Réaction du gouvernement argentin au projet d’imposition du méthane
Le gouvernement de Javier Milei a vivement critiqué une proposition de la législatrice kirchneriste Lucía Klug visant à instaurer un impôt sur les émissions de méthane des vaches. Pablo Lavigne, secrétaire de la Coordination productive, a qualifié cette initiative de “tirer un coup de feu dans le pied”, mettant en lumière l’importance de l’industrie bovine pour l’économie argentine, qui génère emplois et devises.
Impact sur l’industrie bovine
Lavigne a averti que l’introduction de nouveaux impôts ou taxes pourrait engendrer une incertitude pour les producteurs, nuisant ainsi au développement du secteur. Il a également souligné l’absurdité d’une telle proposition, alors que la demande mondiale de viande est en plein essor. Il a défendu le profil environnemental de l’Argentine, argumentant que le pays est carbone neutre et pourrait émettre des obligations de carbone.
“Le monde souffre d’un déficit majeur en viande“, a déclaré Lavigne. “Il serait illogique d’imposer des charges supplémentaires à un secteur que nous devons soutenir.”
Détails du projet de loi de Lucía Klug
La proposition de Klug, connue sous le nom de Taux environnemental sur le méthane à Buenos Aires (TAMBA), cherche à imposer un impôt sur les émissions de méthane résultant de l’activité bovine, avec les ressources destinées à améliorer la gestion des déchets urbains. Cependant, le secteur a rapidement réagi en déclarant que cela accroîtrait les coûts sans aucune base technique.
Argumentation de la députée
Klug a défendu son projet en appuyant l’importance d’affronter les défis du changement climatique, notamment en ce qui concerne les émissions de gaz à effet de serre (GES). Selon l’inventaire des GES de l’Argentine, la province de Buenos Aires représente environ 25% des émissions totales, avec le méthane représentant 27% de celles-ci.
“Le méthane est la quatrième plus importante émission anthropique, provoquant des problèmes environnementaux croissants”, a-t-elle déclaré sur Infobae. “Nous devons équilibrer le droit à l’alimentation avec les impacts environnementaux.”

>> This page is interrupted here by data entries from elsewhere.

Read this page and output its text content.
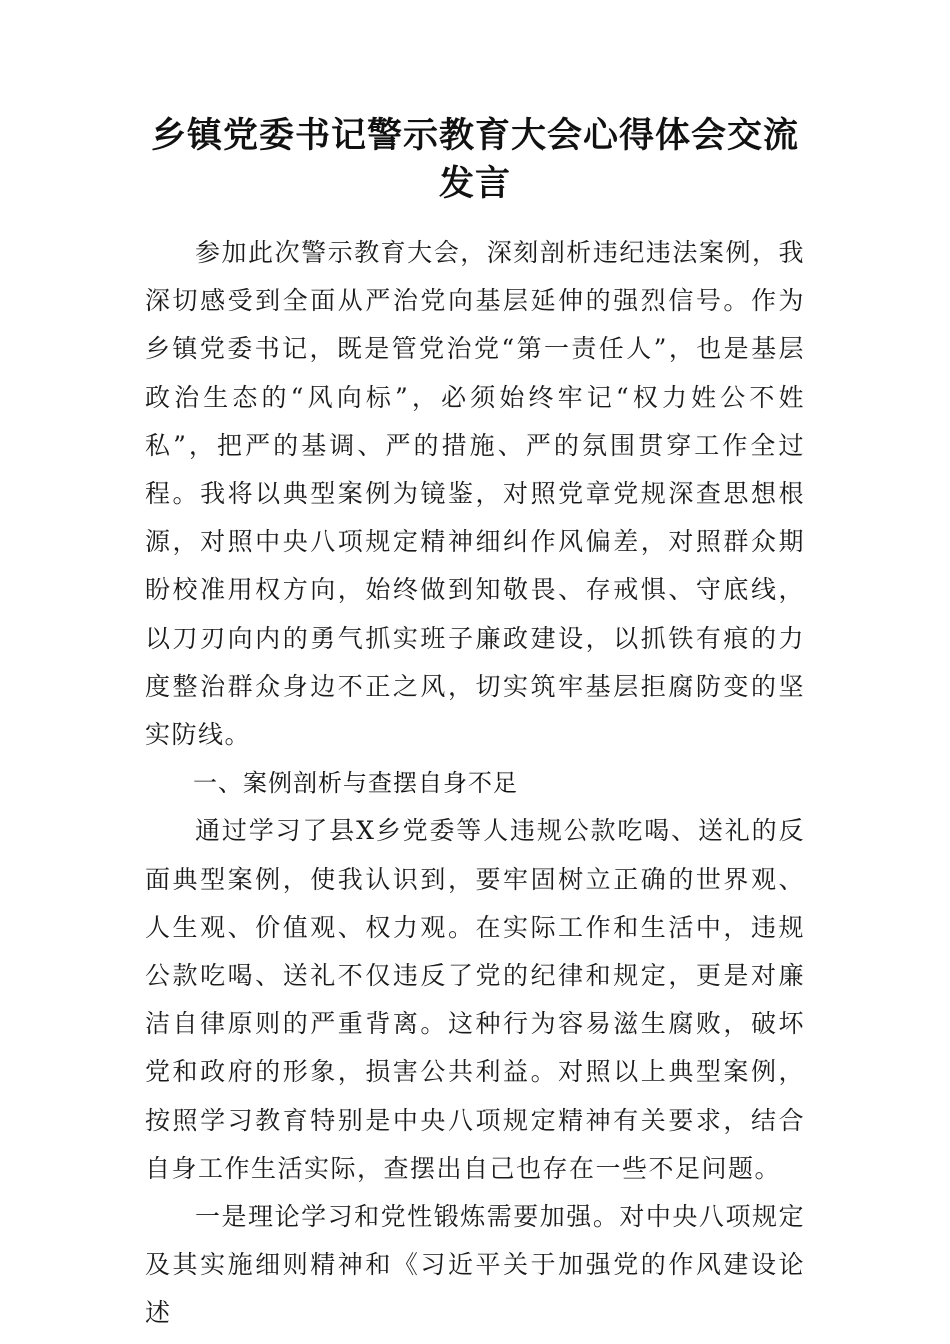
乡镇党委书记警示教育大会心得体会交流发言

参加此次警示教育大会，深刻剖析违纪违法案例，我深切感受到全面从严治党向基层延伸的强烈信号。作为乡镇党委书记，既是管党治党“第一责任人”，也是基层政治生态的“风向标”，必须始终牢记“权力姓公不姓私”，把严的基调、严的措施、严的氛围贯穿工作全过程。我将以典型案例为镜鉴，对照党章党规深查思想根源，对照中央八项规定精神细纠作风偏差，对照群众期盼校准用权方向，始终做到知敬畏、存戒惧、守底线，以刀刃向内的勇气抓实班子廉政建设，以抓铁有痕的力度整治群众身边不正之风，切实筑牢基层拒腐防变的坚实防线。

一、案例剖析与查摆自身不足

通过学习了县X乡党委等人违规公款吃喝、送礼的反面典型案例，使我认识到，要牢固树立正确的世界观、人生观、价值观、权力观。在实际工作和生活中，违规公款吃喝、送礼不仅违反了党的纪律和规定，更是对廉洁自律原则的严重背离。这种行为容易滋生腐败，破坏党和政府的形象，损害公共利益。对照以上典型案例，按照学习教育特别是中央八项规定精神有关要求，结合自身工作生活实际，查摆出自己也存在一些不足问题。

一是理论学习和党性锻炼需要加强。对中央八项规定及其实施细则精神和《习近平关于加强党的作风建设论述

Réactions des acteurs du secteur
La Confédération des associations rurales de Buenos Aires et La Pampa (CARBAP) a exprimé son rejet total du projet. L’organisation a souligné que l’industrie bovine fait déjà face à l’une des pressions fiscales les plus élevées du pays.
“L’ajout d’une taxe sur le méthane des vaches ne réduit pas les émissions ; cela affecte la production, la compétitivité et l’emploi”, a affirmé CARBAP.
Conclusion : Vers un dialogue constructif
Il est clair que la proposition d’imposition soulève des préoccupations significatives parmi les producteurs et les experts. Le ministre de l’Économie, Luis Caputo, a également critiqué la tendance à augmenter les impôts, rappelant que cela n’est pas une solution durable. L’agriculture argentine a besoin de politiques fondées sur le dialogue, l’analyse et des données fiables pour répondre aux enjeux environnementaux sans étouffer l’industrie qui génère des emplois et soutient les communautés rurales.